Rick Wagoner might have been boasting too soon. When General Motors recently announced second-quarter earnings that surprised and impressed Wall Street, the CEO crowed, "Conventional wisdom is that you can't turn a ship as big as GM around quickly. We aim to prove that conventional wisdom wrong."
Well, that would be great. Investors, workers, and most ordinary Americans would love to see one of the nation's bedrock companies become healthy again and reverse billions in losses compiled over the past few years. But Wagoner's optimism--widely embraced by analysts and journalists eager for a fresh storyline out of Detroit--may dip about as fast as the gas gauge on one of the monster SUVs his company sells. There's still a lot of bad news ahead for GM and Detroit, which analysts started to point out only after the upbeat headlines seemed to herald a breakthrough. If GM is once again overpromising or exaggerating its prospects, then nothing at all is new at America's biggest automaker.
The good cheer came largely from the reversal of some terrible trends.
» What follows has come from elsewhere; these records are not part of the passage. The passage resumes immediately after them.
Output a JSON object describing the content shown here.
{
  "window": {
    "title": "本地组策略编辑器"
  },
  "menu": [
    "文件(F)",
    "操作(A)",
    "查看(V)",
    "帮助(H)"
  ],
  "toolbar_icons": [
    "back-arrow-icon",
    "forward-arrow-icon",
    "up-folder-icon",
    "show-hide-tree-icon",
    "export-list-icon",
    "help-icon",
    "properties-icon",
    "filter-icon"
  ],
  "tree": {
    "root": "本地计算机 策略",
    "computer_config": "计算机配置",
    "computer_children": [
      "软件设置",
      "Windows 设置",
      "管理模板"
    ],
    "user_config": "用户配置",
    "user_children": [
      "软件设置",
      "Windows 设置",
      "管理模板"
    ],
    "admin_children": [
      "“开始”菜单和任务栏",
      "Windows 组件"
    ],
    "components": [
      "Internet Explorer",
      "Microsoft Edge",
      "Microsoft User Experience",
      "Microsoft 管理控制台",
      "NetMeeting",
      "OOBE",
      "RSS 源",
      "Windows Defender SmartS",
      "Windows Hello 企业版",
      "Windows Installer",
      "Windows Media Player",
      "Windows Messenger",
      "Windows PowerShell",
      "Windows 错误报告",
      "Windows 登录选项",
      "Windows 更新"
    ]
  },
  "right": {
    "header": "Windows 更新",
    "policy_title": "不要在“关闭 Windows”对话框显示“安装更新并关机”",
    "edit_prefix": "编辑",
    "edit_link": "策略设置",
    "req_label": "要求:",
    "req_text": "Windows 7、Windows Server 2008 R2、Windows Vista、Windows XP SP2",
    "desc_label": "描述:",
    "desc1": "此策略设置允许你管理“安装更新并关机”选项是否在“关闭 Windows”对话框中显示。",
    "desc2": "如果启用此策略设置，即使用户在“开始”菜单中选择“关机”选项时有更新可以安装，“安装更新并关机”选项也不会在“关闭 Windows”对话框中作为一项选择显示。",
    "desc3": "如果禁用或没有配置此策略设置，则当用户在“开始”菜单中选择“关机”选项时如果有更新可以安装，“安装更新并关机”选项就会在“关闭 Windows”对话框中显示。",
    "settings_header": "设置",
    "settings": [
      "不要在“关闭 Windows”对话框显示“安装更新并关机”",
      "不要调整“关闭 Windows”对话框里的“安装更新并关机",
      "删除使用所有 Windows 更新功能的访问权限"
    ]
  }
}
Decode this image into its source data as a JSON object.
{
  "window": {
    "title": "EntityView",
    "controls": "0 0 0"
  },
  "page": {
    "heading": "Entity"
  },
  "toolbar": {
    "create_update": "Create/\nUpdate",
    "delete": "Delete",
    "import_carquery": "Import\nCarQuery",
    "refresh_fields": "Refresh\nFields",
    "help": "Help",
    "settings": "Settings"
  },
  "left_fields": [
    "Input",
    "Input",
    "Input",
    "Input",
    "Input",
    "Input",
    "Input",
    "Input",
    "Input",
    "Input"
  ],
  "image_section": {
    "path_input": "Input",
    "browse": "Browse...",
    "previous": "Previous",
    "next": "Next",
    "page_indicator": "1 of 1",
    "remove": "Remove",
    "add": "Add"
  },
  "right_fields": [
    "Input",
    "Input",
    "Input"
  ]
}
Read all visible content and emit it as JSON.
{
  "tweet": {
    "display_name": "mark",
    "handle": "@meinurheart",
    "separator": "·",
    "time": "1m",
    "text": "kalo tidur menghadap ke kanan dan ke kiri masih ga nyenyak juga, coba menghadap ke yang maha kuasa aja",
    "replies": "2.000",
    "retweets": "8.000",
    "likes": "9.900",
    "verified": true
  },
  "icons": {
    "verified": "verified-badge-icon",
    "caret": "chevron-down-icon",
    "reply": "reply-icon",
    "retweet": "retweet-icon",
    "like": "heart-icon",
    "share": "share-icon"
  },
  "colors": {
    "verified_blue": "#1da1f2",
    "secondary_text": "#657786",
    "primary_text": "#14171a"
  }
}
GM's loss on North American operations, for example, was a mere $85 million, compared with $1.1 billion for the same period a year ago. And its average transaction price rose by about $1,200 instead of falling. But that doesn't mean GM is in good shape. It still lost $3.2 billion in the second quarter. And the road to revival remains lined with red flags. Some of them:
- GM is still far too reliant upon big SUVs, a rapidly shrinking market. And it still lacks enough of the crossovers and smaller cars that consumers want in an era of $3-a-gallon gas. That's one reason GM's competitive position remains weak, even as it cuts costs and improves its financial picture. "They must arrest market share and revenue losses across their whole portfolio," says Mark Oline, a managing director at Fitch Ratings.
- Production cuts in the fall are likely to outweigh the cost-cutting that helped juice second-quarter numbers, warns Credit Suisse analyst Chris Ceraso. In a research note, he suggested that a deterioration in such fundamentals could send GM right back into the red, "a development that may surprise and disappoint investors."
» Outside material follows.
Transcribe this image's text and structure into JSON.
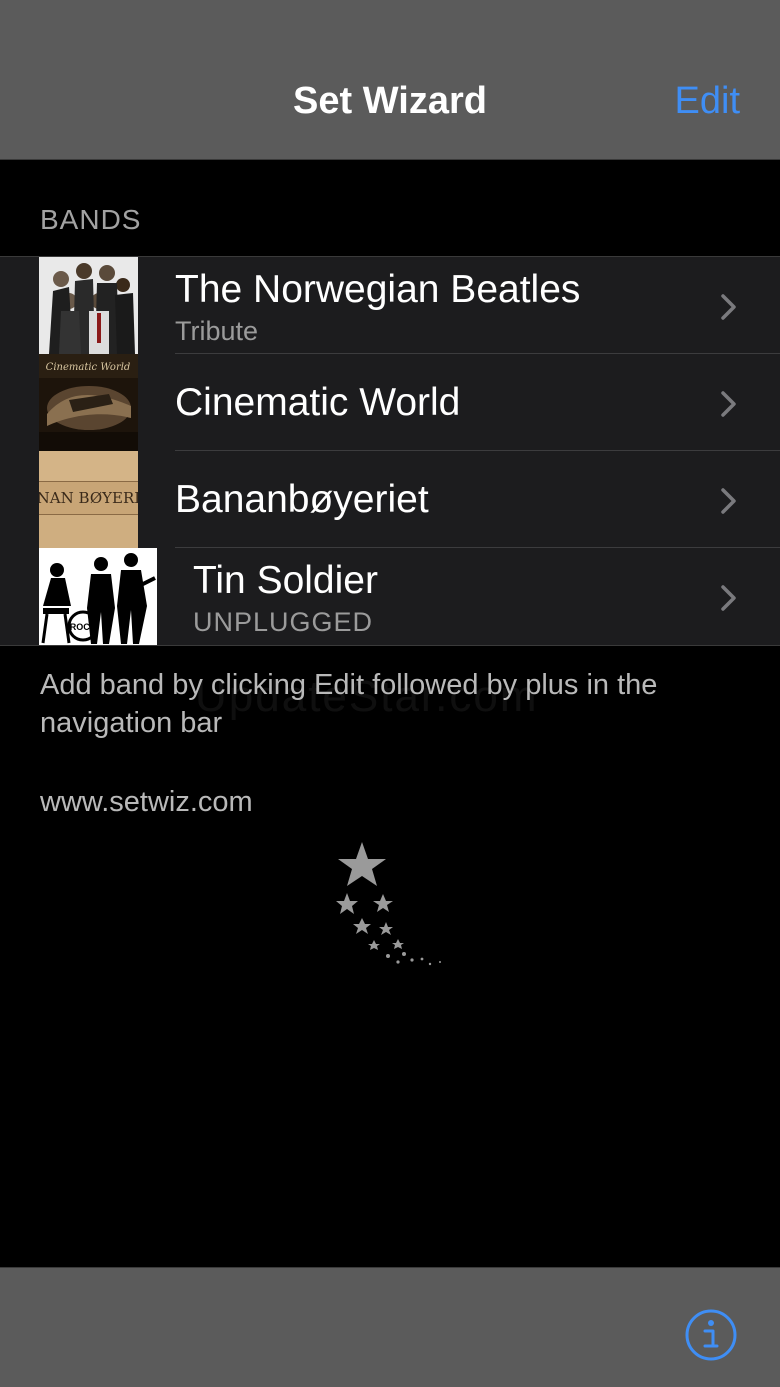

- Healthy importers continue to look unstoppable. Little noticed amid the GM news was an important symbolic shift in the U.S. auto market: For the first time, foreign-based brands accounted for the majority of retail car sales in the United States, according to R.L. Polk & Co., which tracks new-vehicle registrations. The biggest loser? GM, whose vehicle sales at the retail level were off 7.7 percent through May. Volkswagen and Toyota saw double-digit gains, with Honda right behind.
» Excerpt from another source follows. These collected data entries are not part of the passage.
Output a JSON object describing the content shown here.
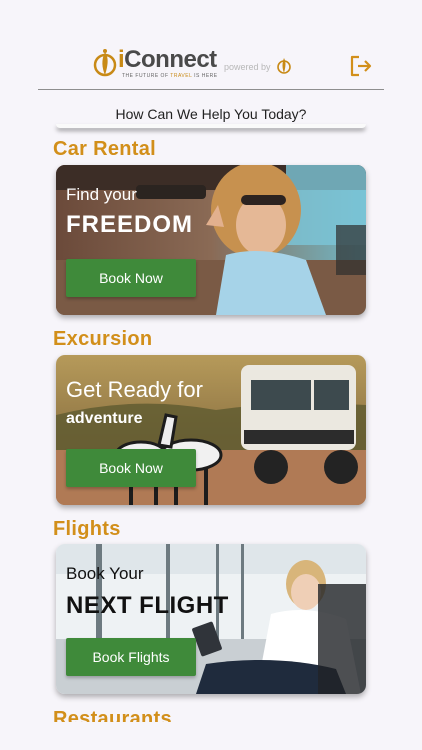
{
  "header": {
    "brand_i": "i",
    "brand_rest": "Connect",
    "tagline_pre": "THE FUTURE OF ",
    "tagline_travel": "TRAVEL",
    "tagline_post": " IS HERE",
    "powered_by": "powered by",
    "logout_icon": "logout-icon"
  },
  "help_prompt": "How Can We Help You Today?",
  "sections": [
    {
      "title": "Car Rental",
      "line1": "Find your",
      "line2": "FREEDOM",
      "button": "Book Now"
    },
    {
      "title": "Excursion",
      "line1": "Get Ready for",
      "line2": "adventure",
      "button": "Book Now"
    },
    {
      "title": "Flights",
      "line1": "Book Your",
      "line2": "NEXT FLIGHT",
      "button": "Book Flights"
    },
    {
      "title": "Restaurants"
    }
  ],
  "colors": {
    "accent": "#d28f1a",
    "button": "#3f8a3a",
    "background": "#f7f5fa"
  }
}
There's plenty of misery to go around in Detroit. Ford Motor Co. has the same big-truck problem as GM, and its "Way Forward" program to restructure the company has so far been sliding sideways. The No. 2 U.S. automaker lost $123 million in the second quarter, compared to a $946 million profit a year earlier, prompting CEO Bill Ford to pledge for the umpteenth time that the company will accelerate turnaround efforts, including more cost-cutting and probably layoffs. Even Chrysler, the darling of the domestics for the past three years, has drifted into the doldrums. First-quarter operating profit fell 94 percent, with a loss predicted for the third quarter.
Nearly every company (except maybe ExxonMobil) has earnings setbacks from time to time. But Detroit has dealt itself repeated credibility setbacks. Rick Wagoner and Bill Ford both have made many promises they've failed to keep, from hitting profitability targets to leading the way on environmental technology. In the industry, pronouncements from Detroit tend to be viewed more as guesses or PR verbiage than as the decisive word of chief executives. It would be nice if Rick Wagoner proved the conventional wisdom wrong.